144. Microfabricated Microfluidic Devices for Proteome Mapping 

R.S. Ramsey, R.S. Foote, R.D. Rocklin, M.I. Lazar, Y. Liu, and J. M. Ramsey 
Chemical and Analytical Sciences Division, Oak Ridge National Laboratory, P.O. Box 2008, Oak Ridge, TN 37831-6142 
RamseyJM@ornl.gov 

Miniaturized chemical instruments, "Lab-on-a-Chip" technologies, are being developed for rapid, comprehensive analysis of cellular proteins, as an alternative to the slow and labor-intensive 2D gel methods currently used for protein mapping. The microfabricated devices will integrate on a single structure, elements that enable multidimensional separations of protein mixtures and electrospray ionization of the analytes for direct, on-line interfacing with mass spectrometry. The platform exploits the many advantages of Lab-on-a-Chip devices, including small size, inexpensive fabrication, high speed, low volume materials consumption, high throughput, and automated operation. Potential applications of the technology include quantification of gene product levels in specific cell types, comparative analysis of patterns of gene expression in different tissues at different stages of development, analysis of structural and/or expression level changes resulting from mutagenesis or genetic disease, and identification of specific protein markers of disease. 

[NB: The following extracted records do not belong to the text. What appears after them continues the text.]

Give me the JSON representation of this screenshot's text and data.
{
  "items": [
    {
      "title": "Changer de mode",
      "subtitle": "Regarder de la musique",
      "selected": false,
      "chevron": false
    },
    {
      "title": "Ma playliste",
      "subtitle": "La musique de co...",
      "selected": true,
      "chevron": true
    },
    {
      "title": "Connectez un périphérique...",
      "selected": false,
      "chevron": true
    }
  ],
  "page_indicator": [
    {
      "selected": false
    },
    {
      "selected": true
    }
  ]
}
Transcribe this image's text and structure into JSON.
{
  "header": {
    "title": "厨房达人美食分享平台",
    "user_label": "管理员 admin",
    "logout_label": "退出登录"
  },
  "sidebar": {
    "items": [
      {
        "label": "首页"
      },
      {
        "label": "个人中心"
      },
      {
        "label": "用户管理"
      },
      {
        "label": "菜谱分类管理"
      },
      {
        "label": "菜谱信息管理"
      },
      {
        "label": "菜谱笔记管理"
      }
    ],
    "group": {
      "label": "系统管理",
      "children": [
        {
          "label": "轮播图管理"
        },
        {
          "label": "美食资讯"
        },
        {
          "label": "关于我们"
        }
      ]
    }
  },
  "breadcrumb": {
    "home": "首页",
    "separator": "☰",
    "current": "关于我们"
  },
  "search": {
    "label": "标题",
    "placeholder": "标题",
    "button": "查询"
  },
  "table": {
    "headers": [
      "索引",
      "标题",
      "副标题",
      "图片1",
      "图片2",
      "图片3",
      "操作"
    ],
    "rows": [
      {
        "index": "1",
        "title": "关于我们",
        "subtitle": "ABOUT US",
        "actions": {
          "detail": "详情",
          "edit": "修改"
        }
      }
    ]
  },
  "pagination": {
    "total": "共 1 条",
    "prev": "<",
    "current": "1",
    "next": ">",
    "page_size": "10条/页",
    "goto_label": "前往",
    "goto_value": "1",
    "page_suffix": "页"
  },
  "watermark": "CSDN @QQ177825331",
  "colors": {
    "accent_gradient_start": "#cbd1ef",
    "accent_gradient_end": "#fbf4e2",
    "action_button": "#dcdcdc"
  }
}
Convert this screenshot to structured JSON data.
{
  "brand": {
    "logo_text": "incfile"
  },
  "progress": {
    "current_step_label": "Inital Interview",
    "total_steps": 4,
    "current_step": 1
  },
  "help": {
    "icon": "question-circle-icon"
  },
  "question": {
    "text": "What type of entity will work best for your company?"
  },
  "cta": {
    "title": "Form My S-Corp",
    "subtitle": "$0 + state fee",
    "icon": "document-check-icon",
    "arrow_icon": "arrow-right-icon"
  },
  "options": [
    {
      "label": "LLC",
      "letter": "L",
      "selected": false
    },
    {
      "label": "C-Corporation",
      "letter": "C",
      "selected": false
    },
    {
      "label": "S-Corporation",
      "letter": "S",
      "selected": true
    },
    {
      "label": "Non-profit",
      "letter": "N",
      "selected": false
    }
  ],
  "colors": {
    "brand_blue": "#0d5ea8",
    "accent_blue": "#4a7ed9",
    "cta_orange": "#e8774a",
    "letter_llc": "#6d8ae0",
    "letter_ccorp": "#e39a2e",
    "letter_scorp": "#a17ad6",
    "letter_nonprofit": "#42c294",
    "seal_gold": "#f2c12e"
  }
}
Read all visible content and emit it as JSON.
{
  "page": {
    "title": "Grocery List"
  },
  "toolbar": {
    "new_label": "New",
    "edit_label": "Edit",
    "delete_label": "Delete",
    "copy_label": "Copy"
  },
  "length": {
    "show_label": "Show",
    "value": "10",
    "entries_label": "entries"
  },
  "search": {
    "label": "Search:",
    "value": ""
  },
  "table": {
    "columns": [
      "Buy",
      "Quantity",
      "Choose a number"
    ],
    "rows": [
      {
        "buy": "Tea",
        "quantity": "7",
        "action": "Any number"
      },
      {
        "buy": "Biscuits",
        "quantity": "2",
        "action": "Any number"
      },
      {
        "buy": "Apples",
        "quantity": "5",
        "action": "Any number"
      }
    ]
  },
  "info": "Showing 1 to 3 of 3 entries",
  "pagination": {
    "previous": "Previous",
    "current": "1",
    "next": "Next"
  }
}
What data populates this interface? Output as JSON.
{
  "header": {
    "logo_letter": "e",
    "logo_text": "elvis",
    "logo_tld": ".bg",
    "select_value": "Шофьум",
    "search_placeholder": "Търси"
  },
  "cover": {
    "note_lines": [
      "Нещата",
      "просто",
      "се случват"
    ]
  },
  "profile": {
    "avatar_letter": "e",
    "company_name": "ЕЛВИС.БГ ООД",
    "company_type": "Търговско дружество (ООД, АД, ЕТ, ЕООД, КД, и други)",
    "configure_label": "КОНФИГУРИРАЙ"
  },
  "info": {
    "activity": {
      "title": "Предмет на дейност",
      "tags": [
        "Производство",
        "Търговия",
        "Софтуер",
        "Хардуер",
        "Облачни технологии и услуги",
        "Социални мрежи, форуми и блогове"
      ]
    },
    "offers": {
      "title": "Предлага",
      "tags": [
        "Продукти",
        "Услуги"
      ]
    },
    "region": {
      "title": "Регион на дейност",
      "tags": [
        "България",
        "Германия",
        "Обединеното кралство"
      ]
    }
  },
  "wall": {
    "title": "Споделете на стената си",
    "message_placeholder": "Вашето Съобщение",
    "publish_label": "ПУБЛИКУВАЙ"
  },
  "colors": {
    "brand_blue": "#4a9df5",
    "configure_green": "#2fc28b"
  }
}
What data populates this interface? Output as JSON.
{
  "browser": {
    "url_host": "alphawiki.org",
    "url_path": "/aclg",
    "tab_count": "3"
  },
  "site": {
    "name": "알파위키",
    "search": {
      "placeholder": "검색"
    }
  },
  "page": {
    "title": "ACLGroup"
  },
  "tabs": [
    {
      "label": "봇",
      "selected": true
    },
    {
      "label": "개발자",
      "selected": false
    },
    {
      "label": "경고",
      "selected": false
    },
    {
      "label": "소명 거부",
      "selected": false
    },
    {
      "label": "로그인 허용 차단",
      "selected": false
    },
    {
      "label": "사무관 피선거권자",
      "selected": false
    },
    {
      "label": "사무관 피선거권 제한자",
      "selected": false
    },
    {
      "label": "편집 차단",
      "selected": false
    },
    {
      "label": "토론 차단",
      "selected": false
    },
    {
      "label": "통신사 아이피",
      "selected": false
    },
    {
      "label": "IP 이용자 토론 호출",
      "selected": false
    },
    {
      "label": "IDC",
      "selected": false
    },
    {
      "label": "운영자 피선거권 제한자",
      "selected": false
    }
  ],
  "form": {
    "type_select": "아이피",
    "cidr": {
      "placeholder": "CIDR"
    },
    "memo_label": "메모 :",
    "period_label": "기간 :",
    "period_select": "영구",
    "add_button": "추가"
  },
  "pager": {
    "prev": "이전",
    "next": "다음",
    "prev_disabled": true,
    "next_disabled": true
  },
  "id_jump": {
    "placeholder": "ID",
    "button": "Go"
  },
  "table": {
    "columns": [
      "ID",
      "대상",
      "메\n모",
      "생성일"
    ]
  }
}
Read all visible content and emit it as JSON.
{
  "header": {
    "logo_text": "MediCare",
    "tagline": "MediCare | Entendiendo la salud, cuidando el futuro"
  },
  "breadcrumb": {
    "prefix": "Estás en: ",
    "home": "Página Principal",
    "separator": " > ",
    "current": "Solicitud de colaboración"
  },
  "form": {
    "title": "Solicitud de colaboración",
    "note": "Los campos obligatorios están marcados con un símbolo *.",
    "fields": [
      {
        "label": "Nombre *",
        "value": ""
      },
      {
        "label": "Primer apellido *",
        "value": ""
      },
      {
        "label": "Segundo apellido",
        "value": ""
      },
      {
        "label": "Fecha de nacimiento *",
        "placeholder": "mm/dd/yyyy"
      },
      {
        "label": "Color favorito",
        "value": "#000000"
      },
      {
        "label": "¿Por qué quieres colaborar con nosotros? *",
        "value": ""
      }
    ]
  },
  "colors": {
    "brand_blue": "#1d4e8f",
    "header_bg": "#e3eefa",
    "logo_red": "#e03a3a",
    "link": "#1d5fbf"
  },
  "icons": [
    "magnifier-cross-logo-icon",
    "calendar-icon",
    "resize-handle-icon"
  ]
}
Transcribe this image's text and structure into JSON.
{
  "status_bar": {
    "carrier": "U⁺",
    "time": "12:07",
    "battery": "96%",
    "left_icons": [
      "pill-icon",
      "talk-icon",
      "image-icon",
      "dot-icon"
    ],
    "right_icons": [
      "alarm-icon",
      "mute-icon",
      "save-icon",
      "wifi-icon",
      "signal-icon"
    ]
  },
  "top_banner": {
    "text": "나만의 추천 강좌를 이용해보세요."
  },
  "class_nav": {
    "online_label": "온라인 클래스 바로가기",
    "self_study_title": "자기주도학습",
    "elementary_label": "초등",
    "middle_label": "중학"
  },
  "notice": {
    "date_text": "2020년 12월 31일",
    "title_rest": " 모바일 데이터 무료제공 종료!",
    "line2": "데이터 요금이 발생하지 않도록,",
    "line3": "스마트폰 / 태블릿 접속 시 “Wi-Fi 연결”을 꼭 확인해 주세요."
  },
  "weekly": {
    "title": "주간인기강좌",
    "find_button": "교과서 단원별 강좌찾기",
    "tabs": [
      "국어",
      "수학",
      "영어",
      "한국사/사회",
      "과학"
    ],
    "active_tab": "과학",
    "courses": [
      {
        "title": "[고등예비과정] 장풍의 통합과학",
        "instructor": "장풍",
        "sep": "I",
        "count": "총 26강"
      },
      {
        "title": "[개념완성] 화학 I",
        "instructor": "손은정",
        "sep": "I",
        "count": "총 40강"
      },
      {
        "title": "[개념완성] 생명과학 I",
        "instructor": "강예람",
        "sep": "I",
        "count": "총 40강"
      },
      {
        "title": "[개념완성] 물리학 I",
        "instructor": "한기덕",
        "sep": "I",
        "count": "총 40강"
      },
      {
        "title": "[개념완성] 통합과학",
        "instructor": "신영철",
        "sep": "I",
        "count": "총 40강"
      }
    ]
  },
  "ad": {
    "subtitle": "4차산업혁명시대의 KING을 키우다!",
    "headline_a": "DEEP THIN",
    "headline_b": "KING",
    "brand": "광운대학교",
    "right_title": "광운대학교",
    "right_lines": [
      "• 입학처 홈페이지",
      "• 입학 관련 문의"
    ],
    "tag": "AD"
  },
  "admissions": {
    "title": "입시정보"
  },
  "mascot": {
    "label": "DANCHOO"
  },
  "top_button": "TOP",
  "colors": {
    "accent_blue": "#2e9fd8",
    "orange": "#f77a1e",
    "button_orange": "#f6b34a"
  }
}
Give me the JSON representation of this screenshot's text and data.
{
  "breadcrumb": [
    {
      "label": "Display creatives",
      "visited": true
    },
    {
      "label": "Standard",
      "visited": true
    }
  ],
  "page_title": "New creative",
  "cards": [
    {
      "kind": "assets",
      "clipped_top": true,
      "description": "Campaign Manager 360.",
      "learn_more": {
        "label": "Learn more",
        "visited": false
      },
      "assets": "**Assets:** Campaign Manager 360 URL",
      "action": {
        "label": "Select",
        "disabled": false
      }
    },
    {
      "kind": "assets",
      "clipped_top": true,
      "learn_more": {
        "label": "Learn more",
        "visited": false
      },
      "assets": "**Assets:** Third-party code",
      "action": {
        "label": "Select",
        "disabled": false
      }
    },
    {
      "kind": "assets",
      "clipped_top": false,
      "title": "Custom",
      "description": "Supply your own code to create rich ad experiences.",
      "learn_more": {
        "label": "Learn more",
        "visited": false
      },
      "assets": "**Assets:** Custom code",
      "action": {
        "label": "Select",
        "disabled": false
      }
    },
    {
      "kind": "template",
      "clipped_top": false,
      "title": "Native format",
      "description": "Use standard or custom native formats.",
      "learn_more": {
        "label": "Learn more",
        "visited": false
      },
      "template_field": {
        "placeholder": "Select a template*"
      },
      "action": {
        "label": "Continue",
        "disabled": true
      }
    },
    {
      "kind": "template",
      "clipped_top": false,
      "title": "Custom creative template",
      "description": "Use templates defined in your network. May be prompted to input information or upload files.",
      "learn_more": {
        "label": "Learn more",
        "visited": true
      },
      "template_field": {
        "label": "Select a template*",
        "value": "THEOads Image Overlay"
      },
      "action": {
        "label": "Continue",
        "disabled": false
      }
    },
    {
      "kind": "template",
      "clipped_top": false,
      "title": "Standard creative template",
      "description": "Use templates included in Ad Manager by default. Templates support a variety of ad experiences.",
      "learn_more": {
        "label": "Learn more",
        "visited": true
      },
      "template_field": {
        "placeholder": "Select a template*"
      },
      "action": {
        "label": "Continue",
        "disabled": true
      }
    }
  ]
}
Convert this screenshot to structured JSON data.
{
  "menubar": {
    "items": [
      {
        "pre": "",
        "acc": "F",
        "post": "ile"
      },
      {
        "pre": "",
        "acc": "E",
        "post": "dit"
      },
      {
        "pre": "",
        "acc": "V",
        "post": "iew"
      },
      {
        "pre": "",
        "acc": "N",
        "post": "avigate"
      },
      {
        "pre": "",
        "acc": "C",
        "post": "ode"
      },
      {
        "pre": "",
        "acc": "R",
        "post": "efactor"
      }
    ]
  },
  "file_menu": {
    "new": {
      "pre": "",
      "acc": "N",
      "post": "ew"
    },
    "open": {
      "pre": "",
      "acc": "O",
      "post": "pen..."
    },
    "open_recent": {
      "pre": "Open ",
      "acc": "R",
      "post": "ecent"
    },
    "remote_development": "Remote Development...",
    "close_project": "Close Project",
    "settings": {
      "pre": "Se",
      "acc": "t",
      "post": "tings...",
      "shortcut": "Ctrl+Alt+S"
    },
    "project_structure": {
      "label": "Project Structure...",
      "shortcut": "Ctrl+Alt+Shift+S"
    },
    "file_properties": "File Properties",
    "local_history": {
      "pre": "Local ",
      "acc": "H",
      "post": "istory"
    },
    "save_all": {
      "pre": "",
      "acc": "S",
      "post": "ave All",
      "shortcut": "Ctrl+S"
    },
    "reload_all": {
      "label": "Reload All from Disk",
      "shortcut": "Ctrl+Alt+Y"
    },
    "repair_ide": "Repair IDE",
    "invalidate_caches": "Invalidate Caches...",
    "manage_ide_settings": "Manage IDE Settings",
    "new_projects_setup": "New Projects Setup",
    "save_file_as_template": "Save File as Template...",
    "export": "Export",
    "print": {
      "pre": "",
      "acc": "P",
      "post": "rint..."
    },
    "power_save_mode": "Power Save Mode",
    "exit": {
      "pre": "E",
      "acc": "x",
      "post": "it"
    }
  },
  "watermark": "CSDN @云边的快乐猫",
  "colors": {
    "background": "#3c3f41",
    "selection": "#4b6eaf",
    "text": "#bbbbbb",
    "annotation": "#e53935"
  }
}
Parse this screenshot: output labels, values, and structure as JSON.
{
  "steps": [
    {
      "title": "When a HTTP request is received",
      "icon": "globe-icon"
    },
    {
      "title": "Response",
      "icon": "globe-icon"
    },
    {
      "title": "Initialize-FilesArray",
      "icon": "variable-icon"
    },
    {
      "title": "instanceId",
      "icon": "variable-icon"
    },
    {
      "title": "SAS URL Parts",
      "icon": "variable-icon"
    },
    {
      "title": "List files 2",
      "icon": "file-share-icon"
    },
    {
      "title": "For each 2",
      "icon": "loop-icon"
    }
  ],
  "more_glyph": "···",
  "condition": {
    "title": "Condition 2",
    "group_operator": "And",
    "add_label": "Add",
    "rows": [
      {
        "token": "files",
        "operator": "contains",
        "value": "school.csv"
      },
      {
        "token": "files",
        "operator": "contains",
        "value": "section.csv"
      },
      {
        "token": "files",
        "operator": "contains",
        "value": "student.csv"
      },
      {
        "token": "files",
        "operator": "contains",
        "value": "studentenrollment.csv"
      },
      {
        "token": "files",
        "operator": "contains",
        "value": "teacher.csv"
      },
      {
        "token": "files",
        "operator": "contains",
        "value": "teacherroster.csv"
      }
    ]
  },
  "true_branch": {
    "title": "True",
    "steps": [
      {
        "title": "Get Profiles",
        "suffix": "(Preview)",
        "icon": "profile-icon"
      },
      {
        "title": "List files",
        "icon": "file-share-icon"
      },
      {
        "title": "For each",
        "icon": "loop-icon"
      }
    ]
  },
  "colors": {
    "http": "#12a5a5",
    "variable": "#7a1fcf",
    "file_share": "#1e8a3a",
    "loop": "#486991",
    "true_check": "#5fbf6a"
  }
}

The conventional 2D PAGE method for resolving cellular proteins is not only laborious but also has poor reproducibility, sensitivity, and sample recovery. Individual spots may be identified off-line using mass spectrometry (MS) but sample extraction and transfer processes are inefficient. Column liquid chromatography or capillary electrophoresis (CE), which are more easily coupled with MS using electrospray ionization (ES), in general, lack the resolution required for the analysis of complex biological samples. Two-dimensional separations greatly increase the resolving power, provided the individual methods are orthogonal, and when combined with MS result in a powerful technique, given the multiplicative effect of joining different separation mechanisms. We have designed and demonstrated an integrated device combining micellar electrokinetic chromatography and high-speed free zone electrophoresis. The orthogonality of these techniques, an important factor for maximizing peak capacity or resolution elements, was verified by examining each technique independently for peptide separations. The two dimensional separation strategy was found to greatly increase the resolving power over that obtained for either dimension alone. The integrated device operates by rapidly sampling and analyzing effluent in the second dimension from the first dimension. Second dimension analyses are performed and completed every few seconds. Total analysis times are less than 10 min and the peak capacity has been estimated to be in the 500 to 1000 range. The operation of the device is completely automated. Microchips have also been interfaced to a time-of-flight mass spectrometer that has acquisition rates necessary to capture mass spectra from rapidly eluting components. The electrospray element will eventually be integrated with the two dimensional separations to allow on-chip MS analysis for ultra-high throughput protein mapping. Increases in sample throughput are anticipated to be greater than two orders of magnitude as compared to 2D PAGE.